Basisvaardigheden van het wielrennen

Gepubliceerd op 26 mei 2021 om 14:32

Nu ik startte als wielercoach voor beginnende en minder ervaren recreanten en trainingen geef rond de ‘basis’, krijg ik regelmatig de vraag wat dat nu precies inhoudt. Misschien toch interessant om even die basisvaardigheden en -technieken nader toe te lichten.

Basisvaardigheden en -technieken? Ik kan toch al fietsen?!

Hoe jonger je start met wielrennen, hoe sneller je de juiste fietsvaardigheden en -technieken onder de knie krijgt en deze een tweede natuur worden. Maar vaak starten we pas op latere leeftijd met wielrennen (mezelf incluis: ik startte pas op 19-jarige leeftijd). Zeker nu het wielrennen de laatste jaren in de lift zit, springen we met z’n allen op de koersfiets. En aangezien we allen ooit leerden fietsen en misschien af en toe eens met de stadsfiets op de baan gaan, denken we dat we een volleerde wielrenner zijn. Helaas…

Velen denken dan ook dat fietsen gewoon maar wat trappen is. Maar niets is minder waar. Niet alleen startende wielrenners weten vaak niet hoe of wat, maar evengoed ervaren recreanten maken nog fouten tegen de basisprincipes. En éénmaal fout aangeleerd, is het achteraf veel moeilijker om deze fouten af te leren.

Basisvaardigheden en basistechnieken onder de knie krijgen tijdens trainingen 'start to wielrennen'.
  1. Op de fiets stappen en in de klikpedaal klikken.
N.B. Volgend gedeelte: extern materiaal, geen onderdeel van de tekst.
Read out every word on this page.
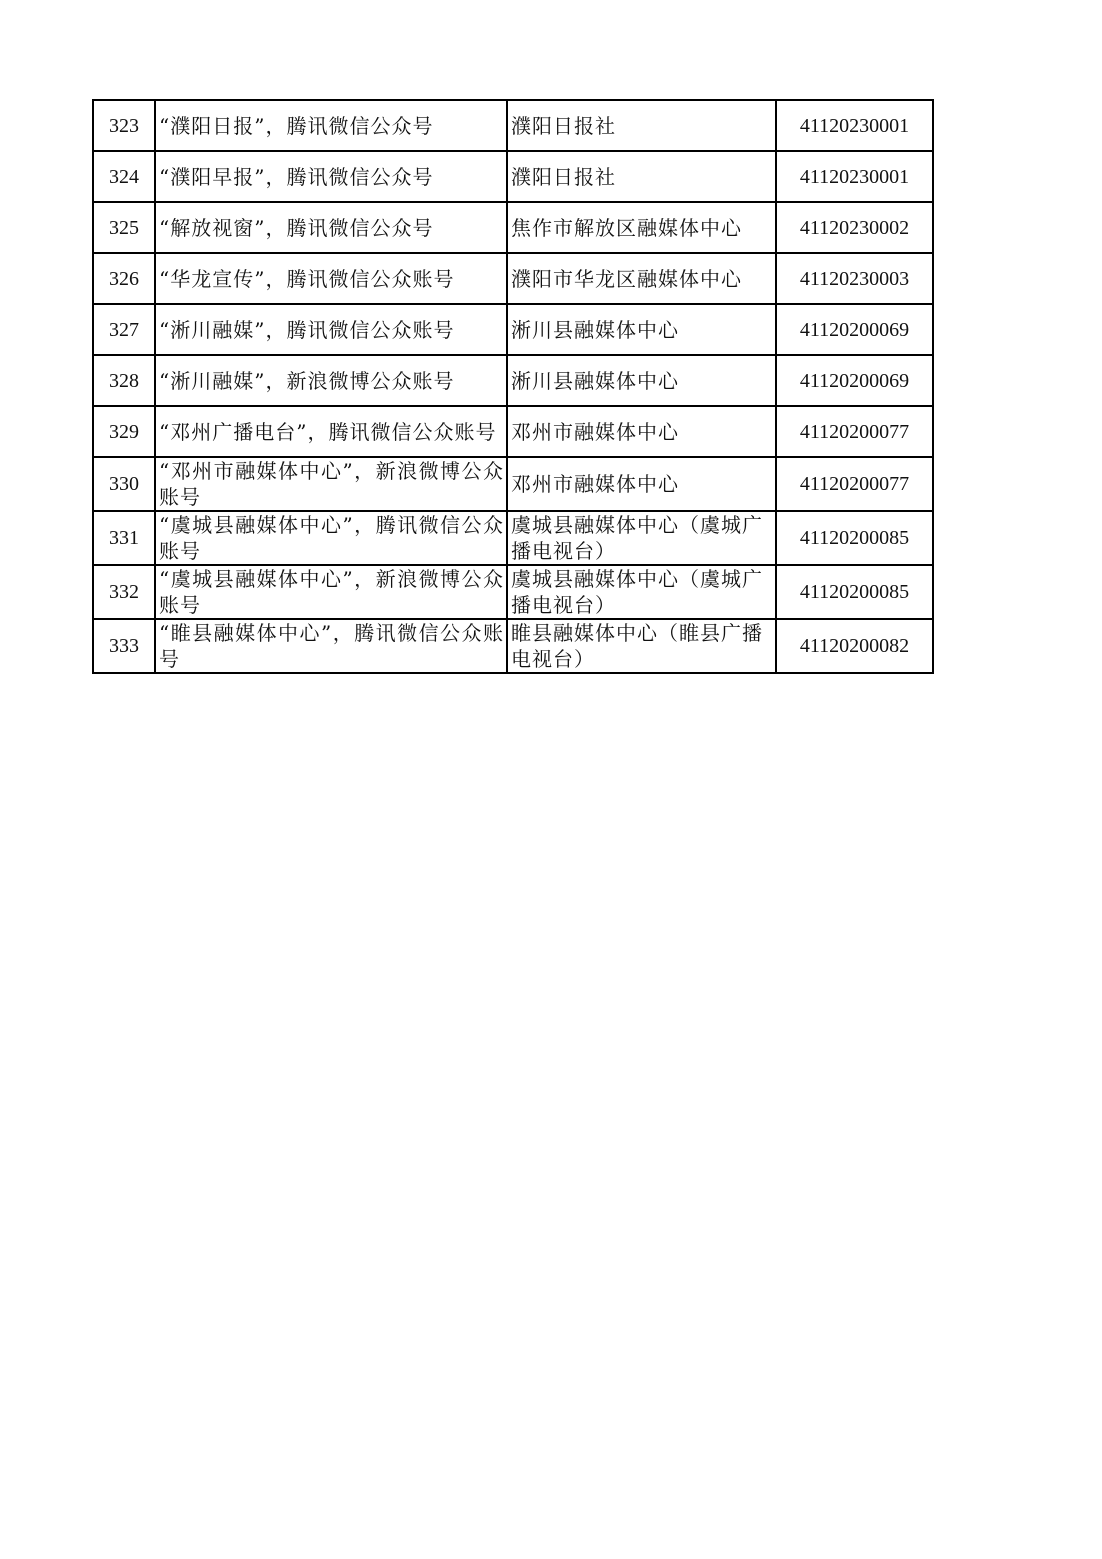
323	“濮阳日报”，腾讯微信公众号	濮阳日报社	41120230001

324	“濮阳早报”，腾讯微信公众号	濮阳日报社	41120230001

325	“解放视窗”，腾讯微信公众号	焦作市解放区融媒体中心	41120230002

326	“华龙宣传”，腾讯微信公众账号	濮阳市华龙区融媒体中心	41120230003

327	“淅川融媒”，腾讯微信公众账号	淅川县融媒体中心	41120200069

328	“淅川融媒”，新浪微博公众账号	淅川县融媒体中心	41120200069

329	“邓州广播电台”，腾讯微信公众账号	邓州市融媒体中心	41120200077

330	“邓州市融媒体中心”，新浪微博公众账号	邓州市融媒体中心	41120200077

331	“虞城县融媒体中心”，腾讯微信公众账号	虞城县融媒体中心（虞城广播电视台）	41120200085

332	“虞城县融媒体中心”，新浪微博公众账号	虞城县融媒体中心（虞城广播电视台）	41120200085

333	“睢县融媒体中心”，腾讯微信公众账号	睢县融媒体中心（睢县广播电视台）	41120200082
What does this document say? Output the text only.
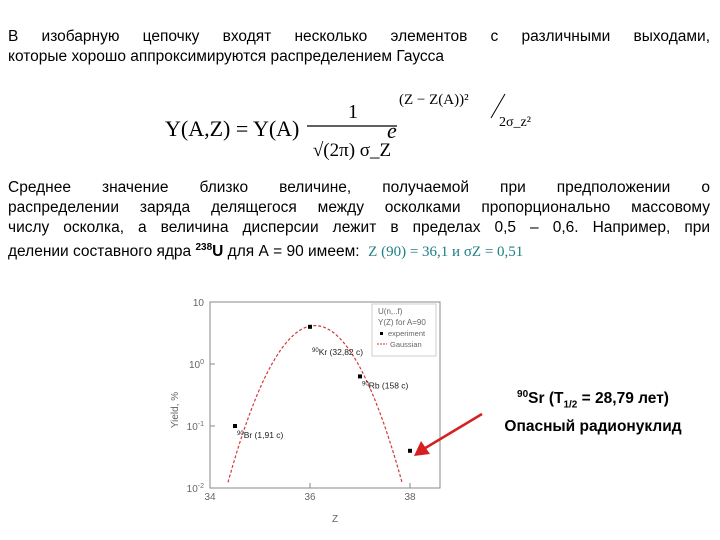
В изобарную цепочку входят несколько элементов с различными выходами,
которые хорошо аппроксимируются распределением Гаусса
Y(A,Z) = Y(A)
1
√(2π) σ_Z
e
(Z − Z(A))²
2σ_z²
Среднее значение близко величине, получаемой при предположении о
распределении заряда делящегося между осколками пропорционально массовому
числу осколка, а величина дисперсии лежит в пределах 0,5 – 0,6. Например, при
делении составного ядра $^{238}$U для А = 90 имеем: Z (90) = 36,1 и σZ = 0,51
34	36	38
10
$10^0$
$10^{-1}$
$10^{-2}$
$^{90}$Br (1,91 c)
$^{90}$Kr (32,82 c)
$^{90}$Rb (158 c)
U(n,..f)
Y(Z) for A=90
experiment
Gaussian
Z
Yield, %	$^{90}$Sr ($T_{1/2} = 28,79$ лет)
Опасный радионуклид
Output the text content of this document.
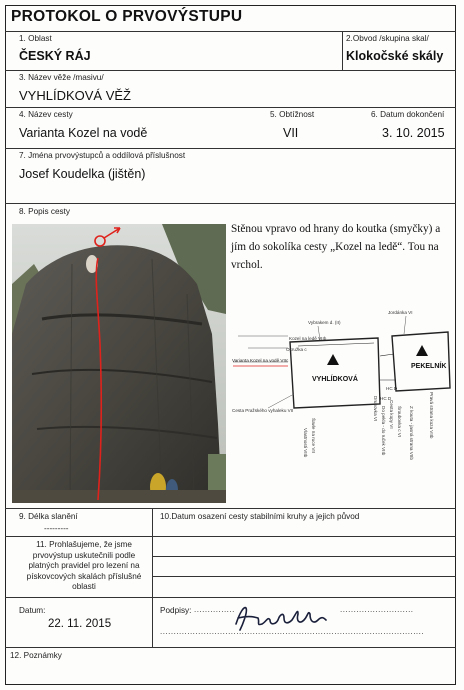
PROTOKOL O PRVOVÝSTUPU
1. Oblast
ČESKÝ RÁJ
2.Obvod /skupina skal/
Klokočské skály
3. Název věže /masivu/
VYHLÍDKOVÁ VĚŽ
4. Název cesty
Varianta Kozel na vodě
5. Obtížnost
VII
6. Datum dokončení
3. 10. 2015
7. Jména prvovýstupců a oddílová příslušnost
Josef Koudelka (jištěn)
8. Popis cesty
Stěnou vpravo od hrany do koutka (smyčky) a jím do sokolíka cesty „Kozel na ledě“. Tou na vrchol.
VYHLÍDKOVÁ
PEKELNÍK
Kozel na ledě VIIb
Okružka c
Varianta Kozel na vodě VIIc
Cesta Pražského vyhaleku VII
Vybrakem d. (II)
Jordánka VI
HC D
HC D
Vlastnosti VIIb Šavle na ruce VII
Druhovka VI Do pekla - do ruček VIIb Cesta kopy VI Šroubovka c VI Z kouta - jasná strana VIIb	Pravá strana koza VIIb
9. Délka slanění
---------
10.Datum osazení cesty stabilními kruhy a jejich původ
11. Prohlašujeme, že jsme prvovýstup uskutečnili podle platných pravidel pro lezení na pískovcových skalách příslušné oblasti
Datum:
22. 11. 2015
Podpisy: ...............	...........................
.................................................................................................
12. Poznámky
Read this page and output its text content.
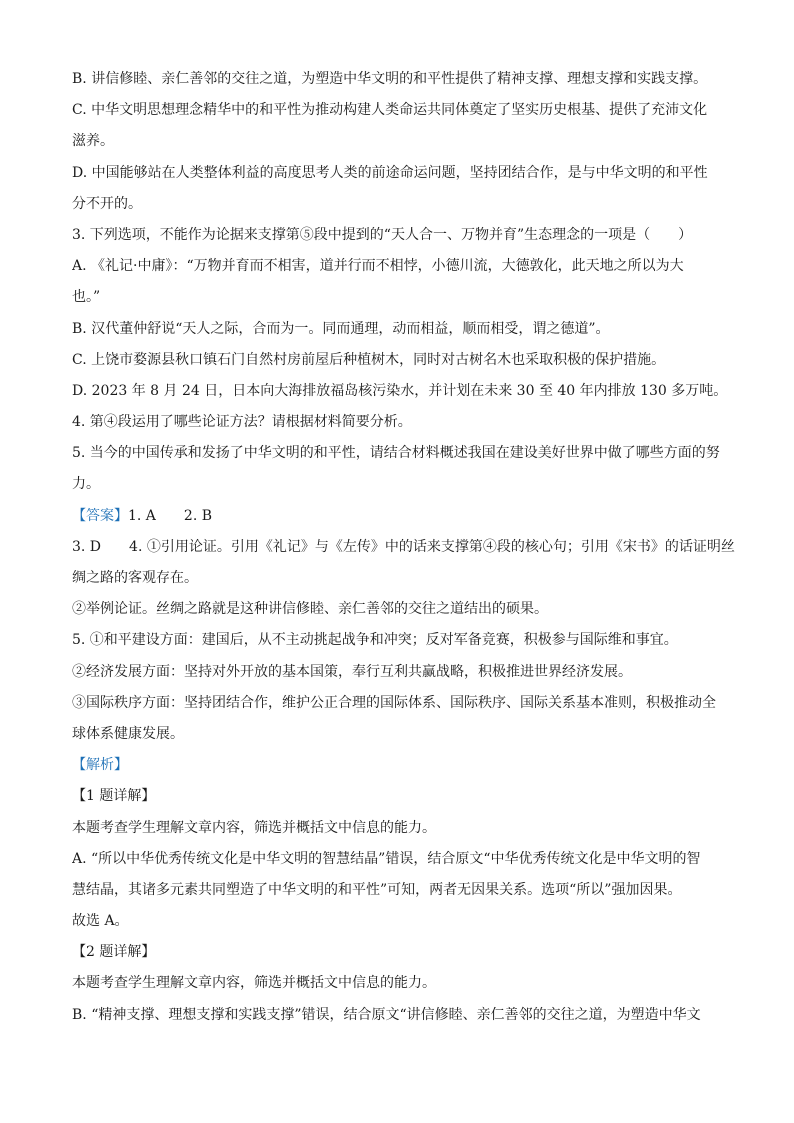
B. 讲信修睦、亲仁善邻的交往之道，为塑造中华文明的和平性提供了精神支撑、理想支撑和实践支撑。
C. 中华文明思想理念精华中的和平性为推动构建人类命运共同体奠定了坚实历史根基、提供了充沛文化
滋养。
D. 中国能够站在人类整体利益的高度思考人类的前途命运问题，坚持团结合作，是与中华文明的和平性
分不开的。
3. 下列选项，不能作为论据来支撑第⑤段中提到的“天人合一、万物并育”生态理念的一项是（　　）
A. 《礼记·中庸》：“万物并育而不相害，道并行而不相悖，小德川流，大德敦化，此天地之所以为大
也。”
B. 汉代董仲舒说“天人之际，合而为一。同而通理，动而相益，顺而相受，谓之德道”。
C. 上饶市婺源县秋口镇石门自然村房前屋后种植树木，同时对古树名木也采取积极的保护措施。
D. 2023 年 8 月 24 日，日本向大海排放福岛核污染水，并计划在未来 30 至 40 年内排放 130 多万吨。
4. 第④段运用了哪些论证方法？请根据材料简要分析。
5. 当今的中国传承和发扬了中华文明的和平性，请结合材料概述我国在建设美好世界中做了哪些方面的努
力。
【答案】1. A　　2. B
3. D　　4. ①引用论证。引用《礼记》与《左传》中的话来支撑第④段的核心句；引用《宋书》的话证明丝
绸之路的客观存在。
②举例论证。丝绸之路就是这种讲信修睦、亲仁善邻的交往之道结出的硕果。
5. ①和平建设方面：建国后，从不主动挑起战争和冲突；反对军备竞赛，积极参与国际维和事宜。
②经济发展方面：坚持对外开放的基本国策，奉行互利共赢战略，积极推进世界经济发展。
③国际秩序方面：坚持团结合作，维护公正合理的国际体系、国际秩序、国际关系基本准则，积极推动全
球体系健康发展。
【解析】
【1 题详解】
本题考查学生理解文章内容，筛选并概括文中信息的能力。
A. “所以中华优秀传统文化是中华文明的智慧结晶”错误，结合原文“中华优秀传统文化是中华文明的智
慧结晶，其诸多元素共同塑造了中华文明的和平性”可知，两者无因果关系。选项“所以”强加因果。
故选 A。
【2 题详解】
本题考查学生理解文章内容，筛选并概括文中信息的能力。
B. “精神支撑、理想支撑和实践支撑”错误，结合原文“讲信修睦、亲仁善邻的交往之道，为塑造中华文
Lijkt eenvoudig, maar velen houden hun fiets niet correct vast of plaatsen hun handen verkeerd. En hoe moet dat startbeen nu juist staan? Wat is mijn startbeen trouwens?
  2. Uitklikken en afstappen. Gegarandeerd dat je al eens tegen de straatstenen lag omdat je niet op tijd uit die klikpedaal raakte.
  3. Versnellen en afremmen. Moet ik schakelen voor of na het versnellen? En remmen? Met de voorrem of toch maar die achterrem? Welke is de voorrem dan wel: rechts of links?
  4. Het juiste verzet kiezen. Wanneer moet ik precies schakelen? Men zegt dat ik kleiner moet trappen, maar wat bedoelt men juist?
  5. Mijn handen correct plaatsen op het stuur. Op een koersstuur kan je op 3 verschillende manieren jouw handen plaatsen. Maar wanneer gebruik je welke positie? En moet ik dan ook met 1 hand kunnen rijden? Liefst wel ja, want wat doe je anders als je wilt drinken?
  6. Bochten nemen. Aan welke snelheid moet ik mijn bocht nemen? Ga ik niet uit de bocht vliegen? Wanneer moet ik dan remmen? Moet ik wel remmen?
  7. Uit het zadel fietsen. Eventjes recht op de trappers staan kan wonderen doen voor de benen of de onderrug. Maar het is vooral heel erg handig bij het klimmen of bij het versnellen.
  8. Een hindernis overwinnen. Het voorwiel kunnen opheffen is onontbeerlijk als je veilig met de fiets wil kunnen rijden. Een put in het wegdek, een boordsteen, een tak op de baan… je zou versteld staan hoeveel ‘hindernissen’ je tegen komt op Vlaamse wegen.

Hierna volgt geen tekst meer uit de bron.